Tournament information
- Dates: 1–3 July 2022
- Venue: Bonus Arena
- Location: Kingston upon Hull
- Country: England
- Organisation(s): WSDT
- Format: Legs Final – best of 17 legs
- Prize fund: £31,000
- Winner's share: £10,000
- High checkout: 170 Terry Jenkins

Champion(s)
- Robert Thornton

= 2022 World Seniors Darts Matchplay =

The 2022 World Seniors Darts Matchplay (known for sponsorship reasons as the 2022 JENNINGSbet World Seniors Darts Matchplay) was the first World Seniors Darts Matchplay organised by the World Seniors Darts Tour and was held at the Bonus Arena in Kingston upon Hull between 1–3 July 2022.

Robert Thornton won his second WSDT title, by defeating Phil Taylor 12–10 in the final, after Taylor missed two match darts to win the title. He had a dart whilst leading 8–6 at double 16, and also missed a dart at double 18 when leading 8–7. Thornton then brought the final to extra legs, which he eventually got two clear in to win 12–10.

==Format==
As with the World Matchplay tournaments organised by the Professional Darts Corporation, the Matchplay used the leg format, and the winner needing to be two legs clear at the winning post, with a game being extended if necessary for a maximum of six extra legs before a tie-break leg is required. For example, in a first to 8 legs first round match, if the score reaches 10–10 then the 21st leg will be the decider.

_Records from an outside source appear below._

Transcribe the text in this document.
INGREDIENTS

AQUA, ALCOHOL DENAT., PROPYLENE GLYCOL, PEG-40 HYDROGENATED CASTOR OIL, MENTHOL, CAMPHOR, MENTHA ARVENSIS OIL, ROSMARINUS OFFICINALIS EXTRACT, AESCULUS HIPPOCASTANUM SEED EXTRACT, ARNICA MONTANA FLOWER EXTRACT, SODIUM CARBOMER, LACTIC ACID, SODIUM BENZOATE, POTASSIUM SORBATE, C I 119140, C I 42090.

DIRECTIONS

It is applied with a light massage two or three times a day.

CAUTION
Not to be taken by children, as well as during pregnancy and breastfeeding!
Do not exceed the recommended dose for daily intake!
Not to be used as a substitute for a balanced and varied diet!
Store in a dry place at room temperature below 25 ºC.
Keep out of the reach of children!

The preliminary and first rounds, as well as the quarter-finals will be the best of 15 legs (or first to 8 legs), and the semi-finals and final will be the best of 17 legs (or first to 9).

==Prize money==
The prize fund of £31,000 was announced in January, but that was before the tournament expanded to 20 players.

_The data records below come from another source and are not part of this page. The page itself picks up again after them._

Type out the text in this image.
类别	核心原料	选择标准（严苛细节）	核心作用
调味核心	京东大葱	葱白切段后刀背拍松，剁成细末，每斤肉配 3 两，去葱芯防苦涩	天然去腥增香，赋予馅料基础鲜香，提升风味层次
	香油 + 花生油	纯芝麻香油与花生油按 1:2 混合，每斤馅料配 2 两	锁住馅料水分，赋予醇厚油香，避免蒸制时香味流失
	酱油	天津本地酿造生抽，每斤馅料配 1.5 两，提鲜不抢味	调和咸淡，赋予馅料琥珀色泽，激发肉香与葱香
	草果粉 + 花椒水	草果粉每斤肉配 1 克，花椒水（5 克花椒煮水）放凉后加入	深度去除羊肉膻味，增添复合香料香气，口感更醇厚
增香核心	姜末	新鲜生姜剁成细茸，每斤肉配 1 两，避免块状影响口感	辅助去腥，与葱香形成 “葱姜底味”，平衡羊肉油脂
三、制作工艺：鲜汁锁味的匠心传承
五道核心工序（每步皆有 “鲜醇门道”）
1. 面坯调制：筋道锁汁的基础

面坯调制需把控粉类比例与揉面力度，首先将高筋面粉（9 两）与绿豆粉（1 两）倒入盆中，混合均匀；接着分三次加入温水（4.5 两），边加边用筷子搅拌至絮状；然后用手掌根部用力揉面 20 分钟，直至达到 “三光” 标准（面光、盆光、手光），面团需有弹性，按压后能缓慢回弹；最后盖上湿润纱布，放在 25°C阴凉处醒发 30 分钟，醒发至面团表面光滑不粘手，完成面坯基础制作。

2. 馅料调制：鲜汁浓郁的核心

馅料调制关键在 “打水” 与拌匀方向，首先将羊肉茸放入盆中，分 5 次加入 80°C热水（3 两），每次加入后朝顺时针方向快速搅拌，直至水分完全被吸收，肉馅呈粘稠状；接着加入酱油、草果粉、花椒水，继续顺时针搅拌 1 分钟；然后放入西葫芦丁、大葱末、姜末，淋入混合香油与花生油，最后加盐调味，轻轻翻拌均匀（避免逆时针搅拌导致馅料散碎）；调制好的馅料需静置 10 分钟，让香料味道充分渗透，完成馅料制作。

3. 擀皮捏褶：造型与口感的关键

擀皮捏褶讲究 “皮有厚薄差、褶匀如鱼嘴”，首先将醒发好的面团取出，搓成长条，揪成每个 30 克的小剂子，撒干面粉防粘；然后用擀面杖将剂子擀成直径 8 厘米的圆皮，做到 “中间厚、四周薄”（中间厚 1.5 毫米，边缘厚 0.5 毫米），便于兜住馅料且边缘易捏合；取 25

| Position (no. of players) |  | Prize money (Total: £31,000) |
|---|---|---|
| Winner | (1) | £10,000 |
| Runner-up | (1) | £5,000 |
| Semi-finalists | (2) | £2,500 |
| Quarter-finalists | (4) | £1,250 |
| First round | (8) | £750 |
| Preliminary round | (4) | £500 |

==Qualifiers==
On 7 January 2022, Phil Taylor and Martin Adams were announced as the first players in this 16-player, 2-day tournament.

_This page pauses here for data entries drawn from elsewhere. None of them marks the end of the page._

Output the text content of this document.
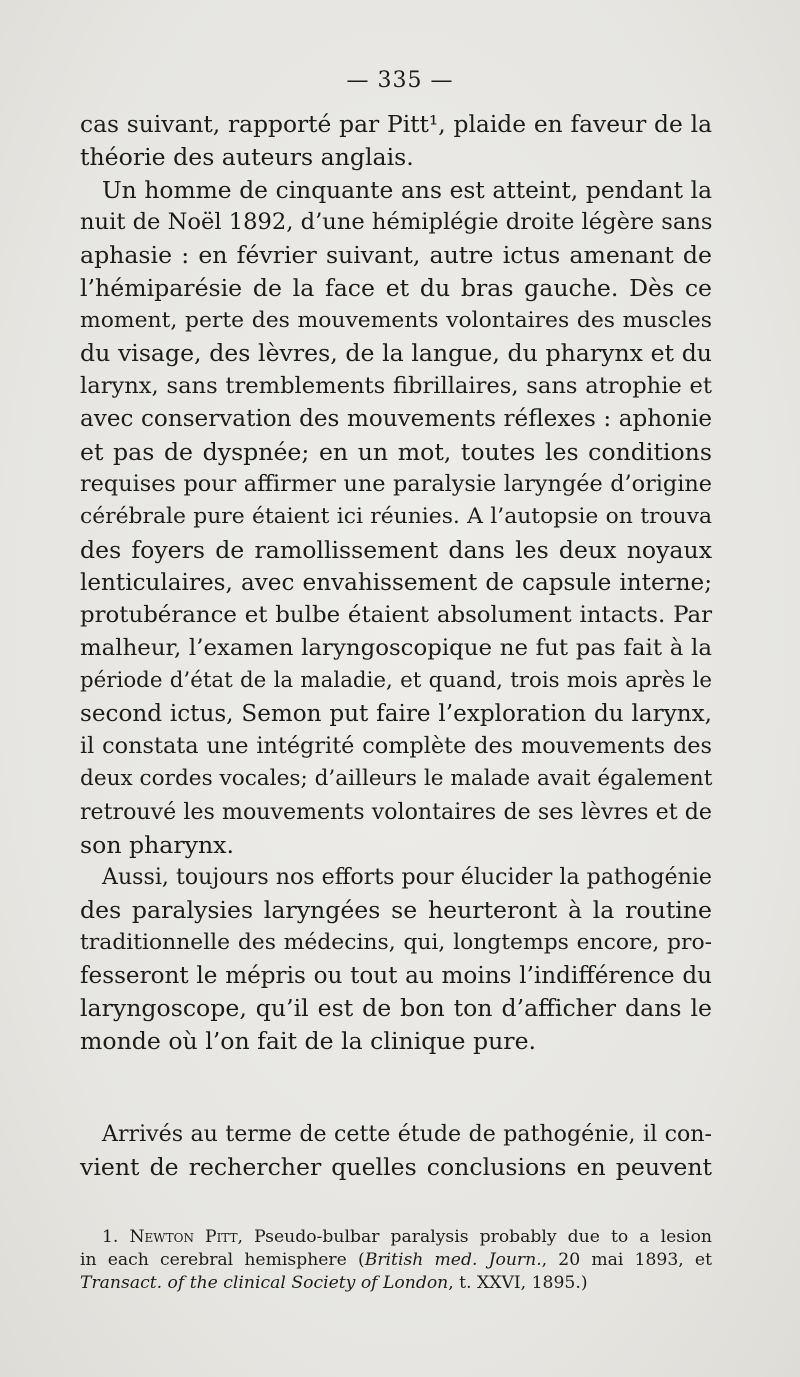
— 335 —
cas suivant, rapporté par Pitt¹, plaide en faveur de la
théorie des auteurs anglais.
Un homme de cinquante ans est atteint, pendant la
nuit de Noël 1892, d’une hémiplégie droite légère sans
aphasie : en février suivant, autre ictus amenant de
l’hémiparésie de la face et du bras gauche. Dès ce
moment, perte des mouvements volontaires des muscles
du visage, des lèvres, de la langue, du pharynx et du
larynx, sans tremblements fibrillaires, sans atrophie et
avec conservation des mouvements réflexes : aphonie
et pas de dyspnée; en un mot, toutes les conditions
requises pour affirmer une paralysie laryngée d’origine
cérébrale pure étaient ici réunies. A l’autopsie on trouva
des foyers de ramollissement dans les deux noyaux
lenticulaires, avec envahissement de capsule interne;
protubérance et bulbe étaient absolument intacts. Par
malheur, l’examen laryngoscopique ne fut pas fait à la
période d’état de la maladie, et quand, trois mois après le
second ictus, Semon put faire l’exploration du larynx,
il constata une intégrité complète des mouvements des
deux cordes vocales; d’ailleurs le malade avait également
retrouvé les mouvements volontaires de ses lèvres et de
son pharynx.
Aussi, toujours nos efforts pour élucider la pathogénie
des paralysies laryngées se heurteront à la routine
traditionnelle des médecins, qui, longtemps encore, pro-
fesseront le mépris ou tout au moins l’indifférence du
laryngoscope, qu’il est de bon ton d’afficher dans le
monde où l’on fait de la clinique pure.
Arrivés au terme de cette étude de pathogénie, il con-
vient de rechercher quelles conclusions en peuvent
1. Newton Pitt, Pseudo-bulbar paralysis probably due to a lesion
in each cerebral hemisphere (British med. Journ., 20 mai 1893, et
Transact. of the clinical Society of London, t. XXVI, 1895.)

On 23 February, the number of participants was upped to 20, and the event was extended to 3 days.

Invited players

Starting in First round
- ENG Martin Adams (semi-finals)
- ENG Bob Anderson (first round)
- ENG Ronnie Baxter (first round)
- USA Larry Butler (first round)
- ENG Peter Evison (first round)
- ENG Terry Jenkins (quarter-finals)
- ENG John Lowe (first round)
- ENG Peter Manley (quarter-finals)
- ENG Kevin Painter (semi-finals)
- CAN John Part (first round)
- ENG Phil Taylor (runner-up)
- SCO Robert Thornton (champion)

Starting in Preliminary round
- ENG Lisa Ashton (quarter-finals)
- ENG Keith Deller (preliminary round)
- ENG Trina Gulliver (preliminary round)
- ENG Deta Hedman (first round)
- ENG Tony O'Shea (preliminary round)

Qualifiers

Starting in preliminary round
- ENG Brian Dawson (first round)
- ENG Paul Hogan (preliminary round)

Highest non-qualifier on WSDT Order of Merit

Starting in preliminary round
- IRE Colin McGarry (quarter-finals)

==Draw==
The draw for the tournament was announced on 12 April 2022.